С 1927/28 г. начинался четвертый, самый длительный этап инновационного цикла, содержание которого являются перемены по всему срезу сообщества, но в первую очередь - в массовых группах, на которые опирается иерархия управления любого режима власти. Стабилизация собственного положения любой ценой стала целью всей политики большевиков. Цикл перемен массовых групп был превращен в цикл их десоциализации. Самый характерный пример - уничтожение крестьянской общины в конце 1920-х - начале 1930-х, что хронологически соответствует первой половине этапа, когда определяется основное состояние массовых групп.

Здесь не имело значения, кто победил в 1927 г. ; победить в междуусобной борьбе мог только тот, кто проводил курс на сохранение режима, то есть на продолжение десоциализации, что соответствовало изначальной логике всего цикла. Сталин оказался более последовательным, и лишил возможности своих конкурентов проделать то же самое (только в несколько иных формах). Например, если бы победителем оказался Троцкий, то выстроенная система власти (с.165-166, 169, 178-181), представлявшая собой жесткую пирамиду оперативного управления, не позволила бы ему действовать иначе и, как всякий политик-маргинал, он подчинился бы этой "объективной необходимости". Большевики не для того "брали власть", чтобы превратить ее в небольшевистскую, то есть во власть не-большевиков, поэтому результат был бы схожим при любых вариантах развития событий.

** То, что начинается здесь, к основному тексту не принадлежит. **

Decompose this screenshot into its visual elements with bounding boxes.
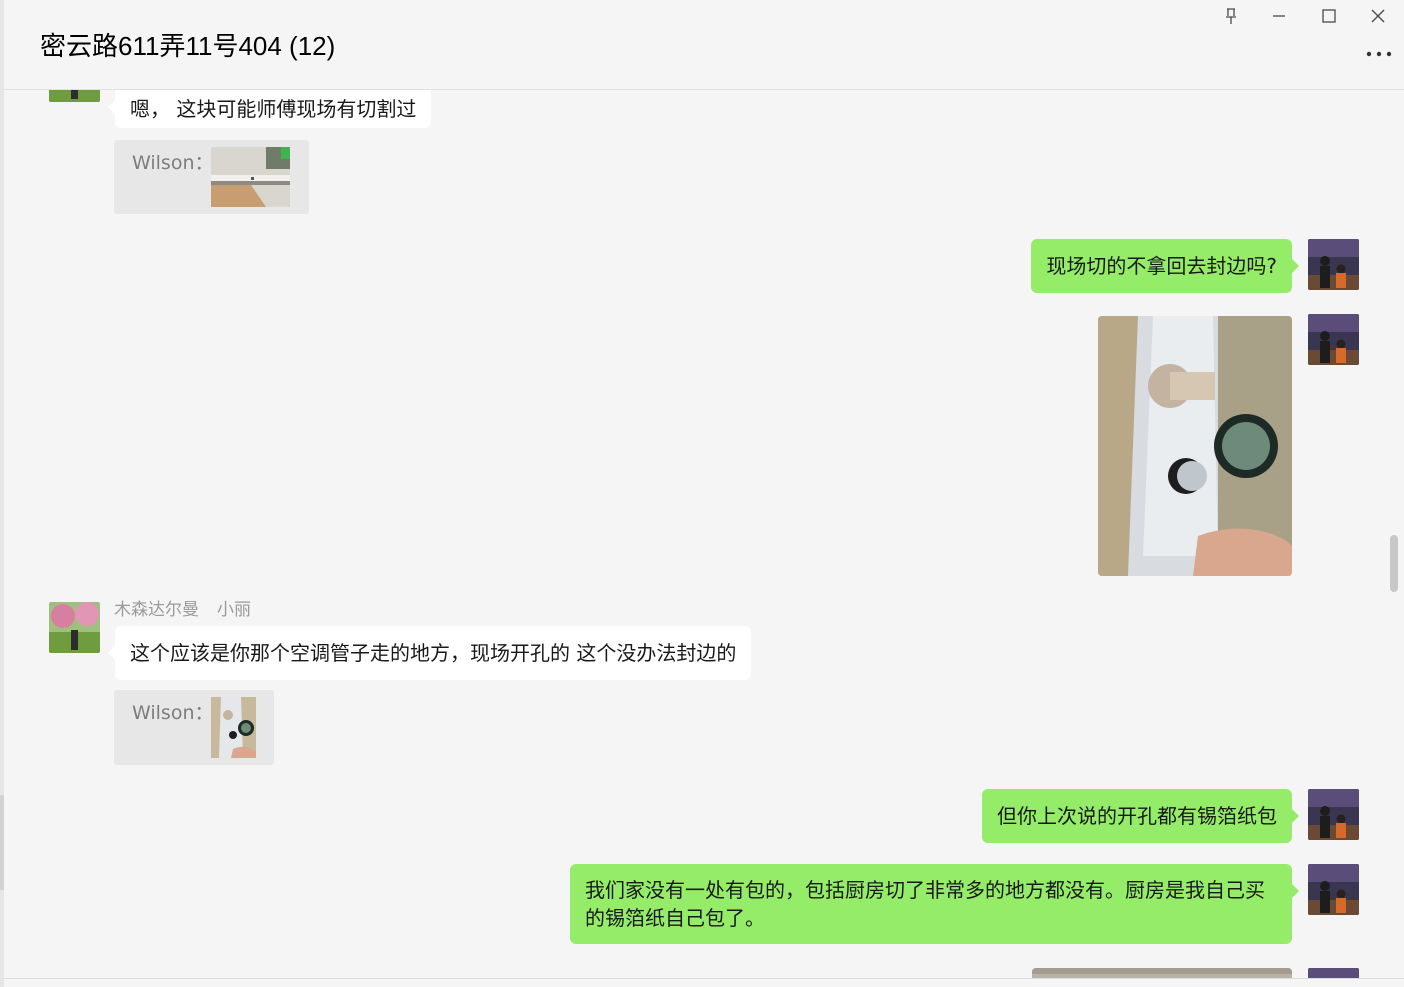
sender-nickname: 木森达尔曼: [114, 600, 199, 620]
close-button[interactable]: [1358, 0, 1398, 32]
message-bubble[interactable]: 但你上次说的开孔都有锡箔纸包: [982, 789, 1299, 843]
avatar[interactable]: [1308, 239, 1359, 290]
pin-button[interactable]: [1211, 0, 1251, 32]
chat-header: 密云路611弄11号404 (12): [4, 0, 1404, 90]
avatar[interactable]: [1308, 789, 1359, 840]
message-item: 我们家没有一处有包的，包括厨房切了非常多的地方都没有。厨房是我自己买的锡箔纸自己…: [4, 863, 1404, 945]
more-options-button[interactable]: [1360, 42, 1398, 66]
quote-thumbnail[interactable]: [211, 697, 256, 758]
chat-scrollbar[interactable]: [1390, 535, 1398, 592]
minimize-icon: [1273, 15, 1285, 17]
message-item: 现场切的不拿回去封边吗?: [4, 238, 1404, 294]
quote-sender: Wilson：: [132, 702, 214, 724]
avatar[interactable]: [49, 90, 100, 102]
message-bubble[interactable]: 嗯， 这块可能师傅现场有切割过: [107, 90, 432, 128]
more-icon: [1366, 51, 1392, 57]
message-item: 木森达尔曼 小丽 这个应该是你那个空调管子走的地方，现场开孔的 这个没办法封边的 …: [4, 594, 1404, 774]
avatar[interactable]: [1308, 864, 1359, 915]
message-item: [4, 968, 1404, 978]
chat-title: 密云路611弄11号404 (12): [40, 31, 336, 61]
avatar[interactable]: [49, 602, 100, 653]
message-item: 嗯， 这块可能师傅现场有切割过 Wilson：: [4, 90, 1404, 220]
sender-name: 木森达尔曼 小丽: [114, 595, 269, 620]
message-bubble[interactable]: 现场切的不拿回去封边吗?: [1031, 239, 1299, 293]
image-message[interactable]: [1032, 968, 1292, 978]
message-text: 现场切的不拿回去封边吗?: [1046, 254, 1277, 278]
quote-thumbnail[interactable]: [211, 147, 290, 207]
message-item: [4, 314, 1404, 579]
message-text: 嗯， 这块可能师傅现场有切割过: [130, 97, 417, 121]
image-message[interactable]: [1098, 316, 1292, 576]
close-icon: [1371, 9, 1385, 23]
message-text: 我们家没有一处有包的，包括厨房切了非常多的地方都没有。厨房是我自己买的锡箔纸自己…: [585, 878, 1265, 930]
input-area-divider: [4, 978, 1404, 987]
message-item: 但你上次说的开孔都有锡箔纸包: [4, 788, 1404, 844]
pin-icon: [1226, 8, 1236, 24]
message-text: 但你上次说的开孔都有锡箔纸包: [997, 804, 1277, 828]
quote-sender: Wilson：: [132, 152, 214, 174]
sender-display-name: 小丽: [217, 600, 251, 620]
minimize-button[interactable]: [1259, 0, 1299, 32]
message-text: 这个应该是你那个空调管子走的地方，现场开孔的 这个没办法封边的: [130, 641, 737, 665]
chat-message-list[interactable]: 嗯， 这块可能师傅现场有切割过 Wilson： 现场切的不拿回去封边吗? 木森达…: [4, 90, 1404, 978]
message-bubble[interactable]: 我们家没有一处有包的，包括厨房切了非常多的地方都没有。厨房是我自己买的锡箔纸自己…: [570, 864, 1299, 944]
quoted-reply[interactable]: Wilson：: [114, 690, 274, 765]
maximize-icon: [1322, 9, 1336, 23]
avatar[interactable]: [1308, 314, 1359, 365]
message-bubble[interactable]: 这个应该是你那个空调管子走的地方，现场开孔的 这个没办法封边的: [107, 626, 752, 680]
quoted-reply[interactable]: Wilson：: [114, 140, 309, 214]
maximize-button[interactable]: [1309, 0, 1349, 32]
avatar[interactable]: [1308, 968, 1359, 978]
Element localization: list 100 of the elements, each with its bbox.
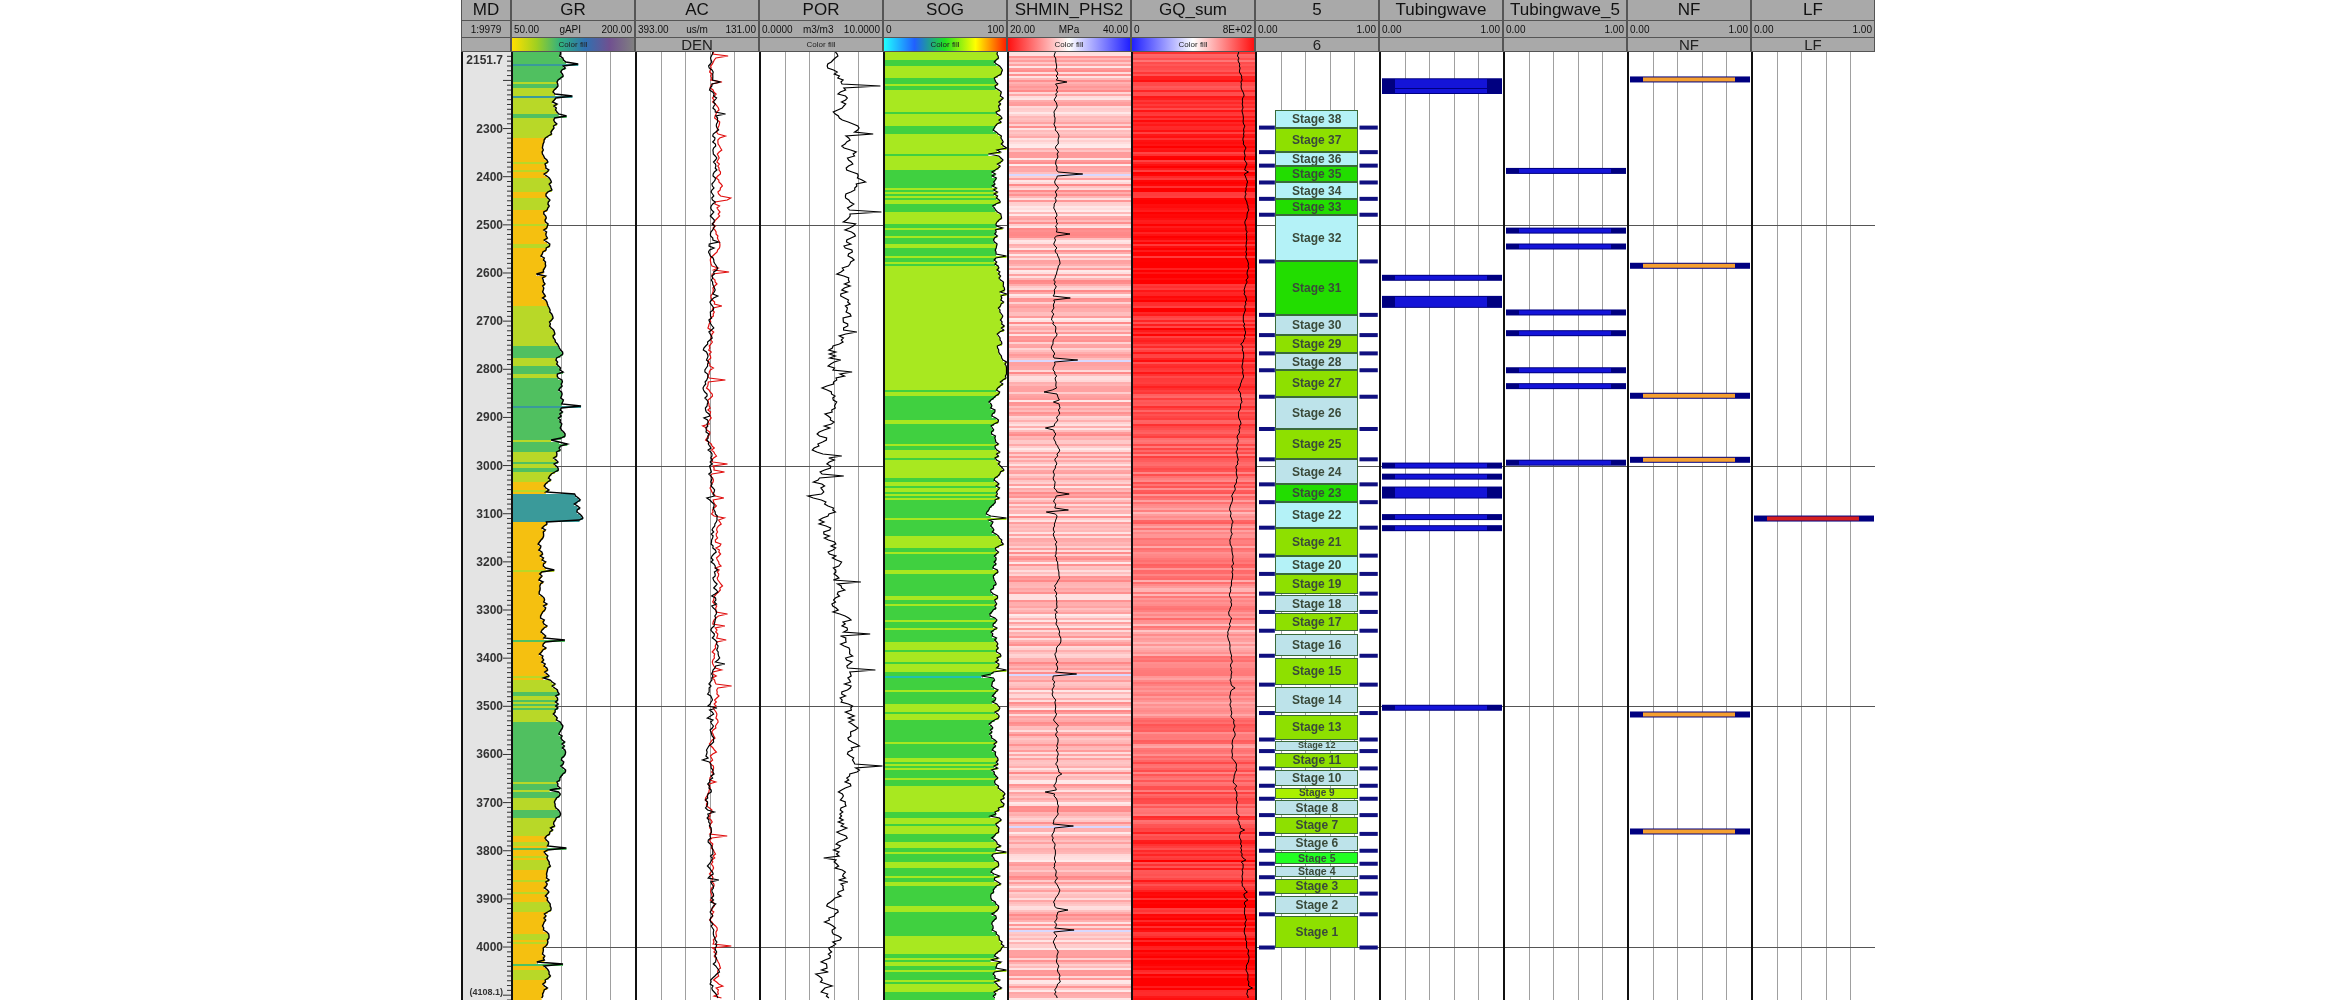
perforation-marker <box>1359 571 1378 576</box>
perforation-marker <box>1259 333 1275 338</box>
stage-interval: Stage 1 <box>1275 916 1359 948</box>
depth-label: 2400 <box>476 169 503 184</box>
scale-min: 0.00 <box>1630 23 1650 35</box>
curve-legend: DEN <box>635 38 759 52</box>
perforation-marker <box>1359 500 1378 505</box>
depth-label: 2700 <box>476 314 503 329</box>
scale-min: 0.00 <box>1258 23 1278 35</box>
scale-max: 100 <box>987 23 1004 35</box>
perforation-marker <box>1359 737 1378 742</box>
perforation-marker <box>1359 945 1378 950</box>
depth-label: 3400 <box>476 651 503 666</box>
stage-interval: Stage 34 <box>1275 182 1359 199</box>
stage-interval: Stage 21 <box>1275 527 1359 556</box>
track-title: SOG <box>883 0 1007 21</box>
perforation-marker <box>1259 525 1275 530</box>
depth-label: 2300 <box>476 121 503 136</box>
scale-max: 1.00 <box>1356 23 1376 35</box>
depth-label: 3900 <box>476 891 503 906</box>
perforation-marker <box>1259 482 1275 487</box>
perforation-marker <box>1259 891 1275 896</box>
depth-title: MD <box>461 0 511 21</box>
track-title: GR <box>511 0 635 21</box>
perforation-marker <box>1259 711 1275 716</box>
perforation-marker <box>1259 737 1275 742</box>
perforation-marker <box>1359 609 1378 614</box>
scale-unit: gAPI <box>559 23 582 35</box>
scale-max: 10.0000 <box>843 23 880 35</box>
scale-max: 8E+02 <box>1222 23 1252 35</box>
perforation-marker <box>1259 259 1275 264</box>
perforation-marker <box>1359 525 1378 530</box>
perforation-marker <box>1359 180 1378 185</box>
scale-min: 0 <box>1134 23 1140 35</box>
perforation-marker <box>1359 861 1378 866</box>
perforation-marker <box>1259 180 1275 185</box>
perforation-marker <box>1259 861 1275 866</box>
stage-interval: Stage 26 <box>1275 396 1359 429</box>
perforation-marker <box>1359 891 1378 896</box>
scale-unit: MPa <box>1058 23 1080 35</box>
stage-interval: Stage 8 <box>1275 800 1359 816</box>
stage-interval: Stage 25 <box>1275 429 1359 460</box>
stage-interval: Stage 27 <box>1275 370 1359 397</box>
curve-legend: LF <box>1751 38 1875 52</box>
depth-label: 2900 <box>476 410 503 425</box>
scale-min: 0.00 <box>1754 23 1774 35</box>
perforation-marker <box>1359 196 1378 201</box>
perforation-marker <box>1359 427 1378 431</box>
perforation-marker <box>1359 682 1378 687</box>
perforation-marker <box>1259 831 1275 836</box>
perforation-marker <box>1359 813 1378 818</box>
perforation-marker <box>1359 711 1378 716</box>
scale-max: 1.00 <box>1480 23 1500 35</box>
scale-max: 1.00 <box>1728 23 1748 35</box>
depth-label: 3800 <box>476 843 503 858</box>
stage-interval: Stage 15 <box>1275 657 1359 685</box>
perforation-marker <box>1259 394 1275 399</box>
perforation-marker <box>1259 150 1275 155</box>
perforation-marker <box>1359 553 1378 558</box>
legend-cell <box>461 38 511 52</box>
stage-interval: Stage 30 <box>1275 314 1359 336</box>
perforation-marker <box>1359 368 1378 373</box>
perforation-marker <box>1259 912 1275 917</box>
track-title: 5 <box>1255 0 1379 21</box>
perforation-marker <box>1259 609 1275 614</box>
stage-interval: Stage 13 <box>1275 715 1359 740</box>
depth-label: 4000 <box>476 940 503 955</box>
stage-interval: Stage 11 <box>1275 752 1359 769</box>
stage-interval: Stage 38 <box>1275 110 1359 128</box>
stage-interval: Stage 31 <box>1275 261 1359 315</box>
scale-min: 0.00 <box>1506 23 1526 35</box>
perforation-marker <box>1259 653 1275 658</box>
perforation-marker <box>1359 653 1378 658</box>
scale-max: 1.00 <box>1604 23 1624 35</box>
track-title: LF <box>1751 0 1875 21</box>
perforation-marker <box>1259 813 1275 818</box>
perforation-marker <box>1259 749 1275 754</box>
stage-interval: Stage 2 <box>1275 895 1359 915</box>
stage-interval: Stage 16 <box>1275 633 1359 656</box>
stage-interval: Stage 24 <box>1275 459 1359 485</box>
scale-max: 200.00 <box>601 23 632 35</box>
perforation-marker <box>1259 500 1275 505</box>
stage-interval: Stage 28 <box>1275 353 1359 371</box>
stage-interval: Stage 17 <box>1275 613 1359 631</box>
scale-min: 393.00 <box>638 23 669 35</box>
stage-interval: Stage 9 <box>1275 787 1359 799</box>
perforation-marker <box>1359 796 1378 801</box>
perforation-marker <box>1359 749 1378 754</box>
perforation-marker <box>1359 259 1378 264</box>
stage-interval: Stage 18 <box>1275 595 1359 612</box>
stage-interval: Stage 22 <box>1275 502 1359 528</box>
depth-label: 2600 <box>476 266 503 280</box>
perforation-marker <box>1259 457 1275 462</box>
perforation-marker <box>1359 628 1378 633</box>
stage-interval: Stage 37 <box>1275 127 1359 153</box>
depth-label: 3600 <box>476 747 503 762</box>
depth-label: 3300 <box>476 603 503 617</box>
perforation-marker <box>1259 848 1275 853</box>
color-fill-legend: Color fill <box>759 38 883 52</box>
stage-interval: Stage 6 <box>1275 835 1359 851</box>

Создававшийся большевиками "аппарат" не был рассчитан на дифференцированное и самонастраиваемое функционирование отдельных частей; для этого каждая из них должна была бы обладать известной самоценностью, что с точки зрения заложенного в фундамент "аппарата" императива десоциализации было немыслимым. Только десоциализиция обеспечивала унитаризм всей властной организации и только унитаризм, в свою очередь, нуждался в десоциализации как в универсальном инструменте; между ними существует, как говорят математики, взаимно-однозначное соответствие. Если в подобных обстоятельствах начинают признаваться самоценные формы, то тут же потребуется переход от унитарного к дифференцированному функционированию всей системы, и унитарная система окажется нежизнеспособной. "Аппарат" был унитарной машиной, сутью деятельности которой было подавление всякого разнообразия за пределами КПК-набора функциональных ролей, доступных прямому непосредственному контролю; предлагать ему что-то другое было бессмысленно.

Неудивительно, что сначала эта машина обеспечила победу тем, кто более точно следовал ее внутреннему устройству (с.176-181), а затем в том же режиме стала перенацеливаться на десоциализацию окружающего мира, который пока еще не находился в полной зависимости от нее; сначала это должны были быть массовые группы в российском регионе (после 1927 г.), а затем – международное окружение российского региона (после 1939, по завершении цикла тотальной десоциализации), то есть мир капитализма; альянс с фашистской Германией стал первым шагом в этом направлении; другое дело, что Сталин не получил со стороны Германии того отклика, который ожидал.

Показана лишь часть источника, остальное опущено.